Reprise
Let’s be clear: I don’t know anything about music. And I don’t want to come off as dramatic, but a local DJ changed my life. By that I mean I’d been floundering. Getting ready in the morning is rough enough as it is, and when you want to play a little something to make the experience a tad more bearable, you need to depend on a trove of songs that will get you there. But I didn’t have that.
The DJ played a few tracks from Little Richard’s Southern Child.
This album was scheduled to release in 1972, the same year it was recorded, but Reprise Records shelved it.
Once he passed away, amid the height of the pandemic, somebody decided to finally let it come up for air. Yes, Little Richard made a country western album.
If I had to guess I’d say the label was embarrassed by it. I smirked when the DJ introduced it. Then I listened to it. Now I can’t stop playing it.
Why shouldn’t Little Richard have a country western album? Why was that amusing to me? Why didn’t I take it seriously? Why didn’t the label even take it seriously?
Granted, there are songs that don’t age well. Like when he compares his old girlfriend to a racehorse or explains how dogs bark across the globe through ethnocentrically cringy descriptions. However, the guy really can do it all, and now I’m fully embracing his range.
Back in 8th grade, a classmate of mine committed suicide. I never knew him. His face didn’t even look familiar. That might have been part of the problem. Apparently he was bullied. I’m sure there’s a lot more to the story.
That year was the apex of physical awkwardness for me. I was caught up in the same things every pubescent peer was caught up in. I had friends and crushes and after-school activities that sort of took over and it was overwhelming and terrible and downright fantastic.
Our middle school Chorus teacher was somehow asked if she could pull a performance together for this boy’s funeral.
The only thing we had practiced was “When You Believe” from Prince of Egypt, an
animated movie about the biblical Exodus. Mariah Carey and Whitney Houston popularized it.
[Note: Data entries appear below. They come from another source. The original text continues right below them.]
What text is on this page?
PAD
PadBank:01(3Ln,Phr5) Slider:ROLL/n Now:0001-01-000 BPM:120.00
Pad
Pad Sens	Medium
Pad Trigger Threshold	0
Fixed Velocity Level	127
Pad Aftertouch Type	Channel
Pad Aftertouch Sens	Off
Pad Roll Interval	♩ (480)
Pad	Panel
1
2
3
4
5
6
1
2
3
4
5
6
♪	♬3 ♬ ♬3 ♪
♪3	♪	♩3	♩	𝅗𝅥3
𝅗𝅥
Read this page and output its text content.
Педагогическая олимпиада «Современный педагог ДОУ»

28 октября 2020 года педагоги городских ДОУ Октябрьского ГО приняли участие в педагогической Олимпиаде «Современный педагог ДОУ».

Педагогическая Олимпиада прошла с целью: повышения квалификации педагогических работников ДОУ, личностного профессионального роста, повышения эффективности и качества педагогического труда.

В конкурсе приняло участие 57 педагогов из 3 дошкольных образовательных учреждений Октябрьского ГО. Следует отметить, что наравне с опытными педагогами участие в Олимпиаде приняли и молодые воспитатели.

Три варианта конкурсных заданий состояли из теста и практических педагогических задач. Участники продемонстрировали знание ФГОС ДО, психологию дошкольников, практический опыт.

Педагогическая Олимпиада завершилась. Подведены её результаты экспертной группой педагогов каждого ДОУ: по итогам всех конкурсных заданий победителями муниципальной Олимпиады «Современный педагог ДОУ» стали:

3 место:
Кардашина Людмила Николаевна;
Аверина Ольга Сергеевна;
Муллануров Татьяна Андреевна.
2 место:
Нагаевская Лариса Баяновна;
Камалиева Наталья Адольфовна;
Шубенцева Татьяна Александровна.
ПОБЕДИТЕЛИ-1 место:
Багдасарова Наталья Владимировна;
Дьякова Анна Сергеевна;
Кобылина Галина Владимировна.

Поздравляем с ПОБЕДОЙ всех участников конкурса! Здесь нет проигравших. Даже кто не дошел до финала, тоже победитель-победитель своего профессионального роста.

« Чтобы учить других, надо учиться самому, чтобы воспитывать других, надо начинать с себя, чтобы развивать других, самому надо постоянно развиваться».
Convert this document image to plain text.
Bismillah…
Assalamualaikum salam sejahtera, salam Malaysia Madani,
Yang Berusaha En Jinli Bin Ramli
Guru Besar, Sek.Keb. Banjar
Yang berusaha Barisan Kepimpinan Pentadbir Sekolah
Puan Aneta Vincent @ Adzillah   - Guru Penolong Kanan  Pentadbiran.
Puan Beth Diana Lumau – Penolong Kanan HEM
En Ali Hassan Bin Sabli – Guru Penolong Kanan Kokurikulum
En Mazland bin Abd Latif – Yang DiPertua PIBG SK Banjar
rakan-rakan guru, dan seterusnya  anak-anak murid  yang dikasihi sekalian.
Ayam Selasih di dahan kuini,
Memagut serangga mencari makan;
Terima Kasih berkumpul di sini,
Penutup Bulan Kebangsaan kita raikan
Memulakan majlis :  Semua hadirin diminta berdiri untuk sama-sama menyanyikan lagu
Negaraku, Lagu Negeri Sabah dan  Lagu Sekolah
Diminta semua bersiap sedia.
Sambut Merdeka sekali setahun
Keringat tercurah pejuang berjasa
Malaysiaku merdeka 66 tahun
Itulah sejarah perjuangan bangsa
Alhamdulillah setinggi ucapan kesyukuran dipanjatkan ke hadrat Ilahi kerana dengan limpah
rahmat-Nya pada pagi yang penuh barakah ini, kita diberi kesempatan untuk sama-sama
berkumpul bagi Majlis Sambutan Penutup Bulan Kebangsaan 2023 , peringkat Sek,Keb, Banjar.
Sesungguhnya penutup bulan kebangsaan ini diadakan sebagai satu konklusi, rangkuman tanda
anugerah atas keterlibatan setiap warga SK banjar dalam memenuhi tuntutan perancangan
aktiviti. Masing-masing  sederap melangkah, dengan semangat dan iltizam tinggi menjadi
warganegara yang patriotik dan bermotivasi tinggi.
Anyway, that’s what we had to go with. And we did. We sang about miracles while a boy’s family stared blankly ahead and a Catholic priest prepared to speak about a child who ended his own life. (As a Presbyterian, I knew enough to know that most Catholics think suicide automatically translates to Hell. Us Protestants didn’t make such declarations.)
I saw Little Richard once, about five years ago, in Nashville’s Hillsboro Village. He was hanging out the back of an Escalade greeting bystanders, tooling down the road. Maybe he was preemptively saying goodbye, the cancer chewing up his bones.
Regardless, Little Richard was waving to his subjects. He was gracing us all with his royal––and originally rural––presence.